Twin argues that invoice retrieval is a difficult fit for those older approaches because the task spans a large and changing set of services. Qonto customers may need invoices from thousands, tens of thousands and soon hundreds of thousands of different services that everyone is using, according to Twin co-founder and CEO Hugo Mercier.
That creates a long-tail problem. An RPA approach would require a custom script for each website, and those scripts would need to be updated whenever a website changes. API-based automation has its own limits: Mercier said it took Zapier 10 years to support 8,000 applications on its platform.
Twin says Invoice Operator already supports thousands of applications just a couple of months after work on the product began. The claim is central to its pitch: an AI agent that can operate a browser may cover more services faster than a system that depends on a separate integration or script for every site.
The technology behind the browser agent
Behind the scenes, Twin runs a Chromium-based web browser on a server. The startup uses OpenAI’s CUA (computer-using agent) model, which is designed for agents that can use computers through a browser-like environment.
Twin was one of the 15 companies that got to try CUA in beta. The same model also powers OpenAI’s Operator, a prosumer product that lets a user enter a prompt so an agent can perform an action.
Invoice Operator applies that kind of computer-using agent to a business banking workflow. But Twin is not presenting it as a prompt-heavy tool. Mercier said the company worked on making the experience simple for end users, including people who may not be tech-friendly.
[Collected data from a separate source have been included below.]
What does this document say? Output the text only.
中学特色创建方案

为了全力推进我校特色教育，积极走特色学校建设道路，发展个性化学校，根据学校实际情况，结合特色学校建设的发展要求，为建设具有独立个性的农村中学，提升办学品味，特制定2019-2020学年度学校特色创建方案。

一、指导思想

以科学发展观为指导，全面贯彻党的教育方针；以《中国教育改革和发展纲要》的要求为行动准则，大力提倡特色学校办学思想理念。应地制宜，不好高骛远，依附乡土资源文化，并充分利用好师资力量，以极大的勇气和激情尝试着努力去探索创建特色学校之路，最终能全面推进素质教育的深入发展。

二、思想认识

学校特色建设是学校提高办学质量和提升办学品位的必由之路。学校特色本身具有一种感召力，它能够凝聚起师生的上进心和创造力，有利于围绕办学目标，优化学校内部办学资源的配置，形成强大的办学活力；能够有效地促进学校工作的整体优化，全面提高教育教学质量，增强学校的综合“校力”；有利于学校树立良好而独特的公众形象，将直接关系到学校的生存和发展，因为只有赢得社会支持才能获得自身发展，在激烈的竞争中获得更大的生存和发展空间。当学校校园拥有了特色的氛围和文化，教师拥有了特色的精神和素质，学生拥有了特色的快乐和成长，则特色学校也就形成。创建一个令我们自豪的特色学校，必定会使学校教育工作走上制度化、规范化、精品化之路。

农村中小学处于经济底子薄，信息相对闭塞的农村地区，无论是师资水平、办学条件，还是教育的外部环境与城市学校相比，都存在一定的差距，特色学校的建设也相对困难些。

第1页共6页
That design choice matters. The user does not have to configure a workflow or tell the agent what to do in natural language. They log into accounts when needed, launch the task, and the agent navigates services to find invoices.
What this says about B2B AI agents
Invoice Operator is Twin’s first product designed for Qonto, but the company sees a broader opening for B2B agentic applications. The common thread is not general conversation. It is the ability to perform repeated work across web services where manual navigation still takes time.
Twin has pointed to several possible use cases beyond invoice retrieval:
- Automatically managing orders for an e-commerce company.
- Classifying the catalog of a marketplace.
- Retrieving information for call center agents.
Those examples share a similar pattern. A user or company needs information from software systems, websites, or accounts; the work is repetitive; and the task may not be fully covered by a single API or a stable script.
The larger question is whether Twin can turn the platform behind Invoice Operator into something developers can use in their own applications. The company is pitching a future where AI agents become cheaper, faster, and more accurate across many kinds of business work.
For now, the Qonto partnership gives Twin a concrete test case. Invoice retrieval is not an abstract demo. It is a recurring finance task with real friction, especially when missing documents are spread across many services. If Invoice Operator can reliably handle that long tail, it will show one way AI agents can move from theory into daily operations.